Черные вороны полностью завладели мной, требуя подробно описать, как все произошло. Инес тем временем, повинуясь знаку доньи Марии, приблизилась к ее креслу, а я незаметно (ученье пошло мне, как видно, впрок) стал их подслушивать.
– Ты слишком долго беседовала с этим юнцом, – сказала с неудовольствием сеньора. – Двадцать минут! Целых двадцать минут продолжался ваш разговор!
– Сеньора матушка, – ответила Инес, – он во что бы то ни стало хотел рассказать мне о своих подвигах… Я пыталась положить этому конец, но все было тщетно. Он перечислил мне семь осад, пять битв и бог знает сколько стычек.
«Как ловко притворяется, как лжет, как обманывает! – воскликнул я про себя с бешенством. – Я готов задушить ее!»
Тут к Инес подошел лорд Грей, их беседа затянулась надолго. Кипя от ярости, мучаясь и ревнуя, я с трудом сдерживался и продолжал всячески поносить кортесы перед доньей Марией, Остоласой и Вальенте.
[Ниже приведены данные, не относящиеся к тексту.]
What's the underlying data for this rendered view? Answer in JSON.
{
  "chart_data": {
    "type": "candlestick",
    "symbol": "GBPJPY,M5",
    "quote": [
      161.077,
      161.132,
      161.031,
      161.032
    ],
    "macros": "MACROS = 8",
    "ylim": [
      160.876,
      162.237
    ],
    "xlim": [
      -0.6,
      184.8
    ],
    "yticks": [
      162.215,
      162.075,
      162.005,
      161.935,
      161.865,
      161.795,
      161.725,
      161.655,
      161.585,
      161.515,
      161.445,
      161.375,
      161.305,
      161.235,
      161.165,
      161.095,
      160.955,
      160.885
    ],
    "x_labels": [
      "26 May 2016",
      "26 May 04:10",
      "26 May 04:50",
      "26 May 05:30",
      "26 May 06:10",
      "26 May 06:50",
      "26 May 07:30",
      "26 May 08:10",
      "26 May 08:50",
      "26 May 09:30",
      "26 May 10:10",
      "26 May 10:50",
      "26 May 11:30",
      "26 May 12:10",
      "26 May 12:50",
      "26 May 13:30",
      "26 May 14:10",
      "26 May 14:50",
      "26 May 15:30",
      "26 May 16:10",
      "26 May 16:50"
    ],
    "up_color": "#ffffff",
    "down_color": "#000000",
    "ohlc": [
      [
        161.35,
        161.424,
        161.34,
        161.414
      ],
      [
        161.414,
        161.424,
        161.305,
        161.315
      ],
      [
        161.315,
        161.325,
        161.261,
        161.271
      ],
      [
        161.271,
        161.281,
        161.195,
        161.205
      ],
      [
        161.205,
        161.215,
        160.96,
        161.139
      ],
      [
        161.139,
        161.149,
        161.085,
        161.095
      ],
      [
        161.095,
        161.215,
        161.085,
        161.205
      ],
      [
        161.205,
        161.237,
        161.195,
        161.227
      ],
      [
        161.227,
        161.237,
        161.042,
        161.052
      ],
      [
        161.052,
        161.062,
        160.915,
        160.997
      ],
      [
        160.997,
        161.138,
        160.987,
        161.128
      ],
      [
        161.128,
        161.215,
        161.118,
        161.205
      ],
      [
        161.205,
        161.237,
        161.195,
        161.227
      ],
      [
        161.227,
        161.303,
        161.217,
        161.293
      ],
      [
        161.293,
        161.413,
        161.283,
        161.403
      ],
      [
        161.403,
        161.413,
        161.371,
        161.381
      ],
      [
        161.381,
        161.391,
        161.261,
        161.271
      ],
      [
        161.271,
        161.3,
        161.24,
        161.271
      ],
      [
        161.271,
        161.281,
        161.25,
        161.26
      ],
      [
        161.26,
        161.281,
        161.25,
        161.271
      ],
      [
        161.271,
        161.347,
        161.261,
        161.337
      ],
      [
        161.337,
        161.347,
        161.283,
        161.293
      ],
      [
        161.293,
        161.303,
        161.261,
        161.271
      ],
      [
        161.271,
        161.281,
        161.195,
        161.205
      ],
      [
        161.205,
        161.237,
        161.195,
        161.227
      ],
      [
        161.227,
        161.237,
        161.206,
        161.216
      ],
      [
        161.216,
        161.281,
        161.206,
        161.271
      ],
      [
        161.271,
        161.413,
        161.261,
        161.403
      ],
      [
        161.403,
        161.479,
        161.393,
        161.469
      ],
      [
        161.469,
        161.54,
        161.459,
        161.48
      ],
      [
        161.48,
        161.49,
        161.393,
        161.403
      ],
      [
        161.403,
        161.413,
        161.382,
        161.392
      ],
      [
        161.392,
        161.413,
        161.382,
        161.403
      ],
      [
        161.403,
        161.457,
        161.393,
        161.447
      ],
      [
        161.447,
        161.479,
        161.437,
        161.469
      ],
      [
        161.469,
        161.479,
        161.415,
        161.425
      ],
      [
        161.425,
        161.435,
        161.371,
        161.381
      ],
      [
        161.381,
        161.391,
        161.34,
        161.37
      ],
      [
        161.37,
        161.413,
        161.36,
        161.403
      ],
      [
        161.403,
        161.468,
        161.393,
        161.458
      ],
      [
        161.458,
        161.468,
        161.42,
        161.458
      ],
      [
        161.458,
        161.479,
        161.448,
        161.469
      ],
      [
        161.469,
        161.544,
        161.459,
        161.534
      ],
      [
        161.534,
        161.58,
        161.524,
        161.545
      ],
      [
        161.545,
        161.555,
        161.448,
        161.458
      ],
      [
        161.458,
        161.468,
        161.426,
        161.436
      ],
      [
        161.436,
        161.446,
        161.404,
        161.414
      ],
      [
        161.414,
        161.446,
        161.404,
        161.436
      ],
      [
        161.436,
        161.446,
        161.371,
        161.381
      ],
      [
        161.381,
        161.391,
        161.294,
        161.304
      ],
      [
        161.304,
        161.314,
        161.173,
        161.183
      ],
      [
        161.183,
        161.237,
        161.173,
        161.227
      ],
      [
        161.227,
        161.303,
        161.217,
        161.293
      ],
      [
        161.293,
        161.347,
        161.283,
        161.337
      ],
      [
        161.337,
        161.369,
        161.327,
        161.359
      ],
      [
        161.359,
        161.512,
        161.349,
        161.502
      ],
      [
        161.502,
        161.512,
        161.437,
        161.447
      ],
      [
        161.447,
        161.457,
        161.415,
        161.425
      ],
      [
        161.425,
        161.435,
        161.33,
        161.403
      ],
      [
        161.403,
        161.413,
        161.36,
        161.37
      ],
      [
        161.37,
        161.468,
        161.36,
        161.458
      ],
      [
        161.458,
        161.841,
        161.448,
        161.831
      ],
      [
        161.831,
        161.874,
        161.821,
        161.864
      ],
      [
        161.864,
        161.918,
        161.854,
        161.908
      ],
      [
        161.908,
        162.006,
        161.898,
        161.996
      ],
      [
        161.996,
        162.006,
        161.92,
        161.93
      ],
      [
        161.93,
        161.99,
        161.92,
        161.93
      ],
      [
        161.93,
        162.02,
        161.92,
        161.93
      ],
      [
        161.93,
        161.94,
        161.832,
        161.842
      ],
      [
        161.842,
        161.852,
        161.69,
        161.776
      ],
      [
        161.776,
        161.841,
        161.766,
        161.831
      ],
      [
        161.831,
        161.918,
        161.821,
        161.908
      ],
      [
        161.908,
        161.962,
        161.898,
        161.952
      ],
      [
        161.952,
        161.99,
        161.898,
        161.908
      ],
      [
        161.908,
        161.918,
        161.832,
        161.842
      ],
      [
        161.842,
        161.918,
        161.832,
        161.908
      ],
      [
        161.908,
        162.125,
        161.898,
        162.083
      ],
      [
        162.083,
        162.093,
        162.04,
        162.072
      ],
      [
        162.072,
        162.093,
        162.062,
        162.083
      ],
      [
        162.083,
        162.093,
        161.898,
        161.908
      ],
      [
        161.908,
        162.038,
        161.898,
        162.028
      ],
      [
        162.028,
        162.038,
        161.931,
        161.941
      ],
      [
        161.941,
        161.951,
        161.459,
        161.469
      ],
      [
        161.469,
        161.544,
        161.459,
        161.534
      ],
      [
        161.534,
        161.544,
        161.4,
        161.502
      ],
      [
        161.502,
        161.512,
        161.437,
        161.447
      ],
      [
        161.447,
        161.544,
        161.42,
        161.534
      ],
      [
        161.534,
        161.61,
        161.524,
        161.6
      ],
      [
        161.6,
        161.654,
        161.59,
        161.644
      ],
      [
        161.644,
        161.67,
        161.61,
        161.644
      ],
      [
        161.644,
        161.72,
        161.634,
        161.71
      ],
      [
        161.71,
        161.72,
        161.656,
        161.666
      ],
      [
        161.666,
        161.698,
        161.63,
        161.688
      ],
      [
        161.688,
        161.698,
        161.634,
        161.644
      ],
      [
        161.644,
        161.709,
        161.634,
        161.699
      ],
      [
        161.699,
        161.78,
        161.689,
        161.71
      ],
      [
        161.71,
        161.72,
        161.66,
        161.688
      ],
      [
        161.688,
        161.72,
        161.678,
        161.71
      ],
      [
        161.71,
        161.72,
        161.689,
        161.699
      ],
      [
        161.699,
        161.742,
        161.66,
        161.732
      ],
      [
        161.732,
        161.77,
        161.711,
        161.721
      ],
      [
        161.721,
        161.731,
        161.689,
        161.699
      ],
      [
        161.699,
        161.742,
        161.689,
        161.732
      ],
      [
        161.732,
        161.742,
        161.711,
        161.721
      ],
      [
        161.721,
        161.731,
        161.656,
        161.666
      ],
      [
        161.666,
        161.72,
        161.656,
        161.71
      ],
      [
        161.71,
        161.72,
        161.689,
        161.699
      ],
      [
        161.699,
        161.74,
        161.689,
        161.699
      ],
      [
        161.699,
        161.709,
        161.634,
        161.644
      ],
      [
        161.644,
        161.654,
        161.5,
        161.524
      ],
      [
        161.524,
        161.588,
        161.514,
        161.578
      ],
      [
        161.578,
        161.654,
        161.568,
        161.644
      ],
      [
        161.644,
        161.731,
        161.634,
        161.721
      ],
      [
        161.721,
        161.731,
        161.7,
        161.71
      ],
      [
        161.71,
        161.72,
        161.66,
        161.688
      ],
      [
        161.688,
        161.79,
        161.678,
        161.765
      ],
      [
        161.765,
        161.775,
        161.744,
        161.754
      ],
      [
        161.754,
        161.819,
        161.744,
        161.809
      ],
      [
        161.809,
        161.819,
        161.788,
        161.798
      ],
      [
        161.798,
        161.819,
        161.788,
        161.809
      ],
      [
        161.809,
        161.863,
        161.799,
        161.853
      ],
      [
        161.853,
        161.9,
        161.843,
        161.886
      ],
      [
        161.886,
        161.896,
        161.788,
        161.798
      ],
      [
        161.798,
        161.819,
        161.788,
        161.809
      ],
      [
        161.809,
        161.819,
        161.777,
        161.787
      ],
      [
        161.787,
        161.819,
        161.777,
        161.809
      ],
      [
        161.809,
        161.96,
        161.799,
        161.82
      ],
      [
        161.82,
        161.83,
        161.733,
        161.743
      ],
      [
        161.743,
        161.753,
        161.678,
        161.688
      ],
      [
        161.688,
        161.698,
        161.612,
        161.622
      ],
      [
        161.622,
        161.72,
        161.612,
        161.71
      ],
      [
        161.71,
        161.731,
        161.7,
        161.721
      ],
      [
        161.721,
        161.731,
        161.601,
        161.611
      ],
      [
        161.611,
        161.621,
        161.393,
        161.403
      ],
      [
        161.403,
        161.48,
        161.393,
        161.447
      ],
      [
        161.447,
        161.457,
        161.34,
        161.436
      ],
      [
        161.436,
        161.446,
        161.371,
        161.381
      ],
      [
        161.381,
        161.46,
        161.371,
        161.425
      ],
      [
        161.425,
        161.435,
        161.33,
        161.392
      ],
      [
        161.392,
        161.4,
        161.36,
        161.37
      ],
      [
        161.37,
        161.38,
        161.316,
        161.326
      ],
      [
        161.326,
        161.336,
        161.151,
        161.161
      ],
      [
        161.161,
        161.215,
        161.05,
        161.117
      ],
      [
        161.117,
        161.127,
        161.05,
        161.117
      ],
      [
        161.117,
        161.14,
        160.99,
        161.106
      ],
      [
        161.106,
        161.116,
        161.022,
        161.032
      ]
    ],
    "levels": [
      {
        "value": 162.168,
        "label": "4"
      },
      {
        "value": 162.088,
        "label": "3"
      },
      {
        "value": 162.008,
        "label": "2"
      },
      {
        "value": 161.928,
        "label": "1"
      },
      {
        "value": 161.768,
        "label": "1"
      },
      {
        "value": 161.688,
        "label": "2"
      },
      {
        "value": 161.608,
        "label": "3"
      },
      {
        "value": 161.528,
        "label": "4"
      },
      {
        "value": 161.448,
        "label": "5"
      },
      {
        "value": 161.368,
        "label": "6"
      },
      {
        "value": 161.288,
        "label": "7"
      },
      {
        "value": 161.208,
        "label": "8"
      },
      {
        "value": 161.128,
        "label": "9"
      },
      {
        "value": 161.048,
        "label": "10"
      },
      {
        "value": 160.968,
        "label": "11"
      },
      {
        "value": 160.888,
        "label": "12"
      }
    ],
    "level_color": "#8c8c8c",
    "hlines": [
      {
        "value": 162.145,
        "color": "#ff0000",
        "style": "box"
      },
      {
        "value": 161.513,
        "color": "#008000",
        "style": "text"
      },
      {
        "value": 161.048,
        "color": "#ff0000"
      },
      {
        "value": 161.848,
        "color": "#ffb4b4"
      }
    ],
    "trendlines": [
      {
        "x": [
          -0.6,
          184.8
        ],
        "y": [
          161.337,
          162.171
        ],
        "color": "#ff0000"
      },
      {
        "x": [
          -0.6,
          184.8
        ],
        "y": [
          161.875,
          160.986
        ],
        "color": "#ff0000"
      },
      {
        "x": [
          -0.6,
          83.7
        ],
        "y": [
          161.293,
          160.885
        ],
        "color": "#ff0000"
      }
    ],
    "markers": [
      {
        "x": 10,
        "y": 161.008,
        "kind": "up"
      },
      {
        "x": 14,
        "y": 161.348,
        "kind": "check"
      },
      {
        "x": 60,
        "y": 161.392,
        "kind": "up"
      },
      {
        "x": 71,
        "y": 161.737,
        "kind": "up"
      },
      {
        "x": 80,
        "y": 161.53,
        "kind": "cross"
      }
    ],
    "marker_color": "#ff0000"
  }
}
Время шло, донья Мария важно и величественно дала понять, что пора расходиться. Прощаясь со мной, Инес украдкой шепнула:
– Помни, что я сказала.
Потом она минут десять прощалась с лордом Греем.
Я жаждал вырваться из этого дома и больше никогда сюда не возвращаться. Откланявшись, я поспешил прочь из гостиной графини. На лестнице ко мне присоединился лорд Грей, вышедший вскоре после меня.
– Друг мой, – сказал я, когда мы очутились на улице, – вы повсюду пользуетесь благосклонностью дам.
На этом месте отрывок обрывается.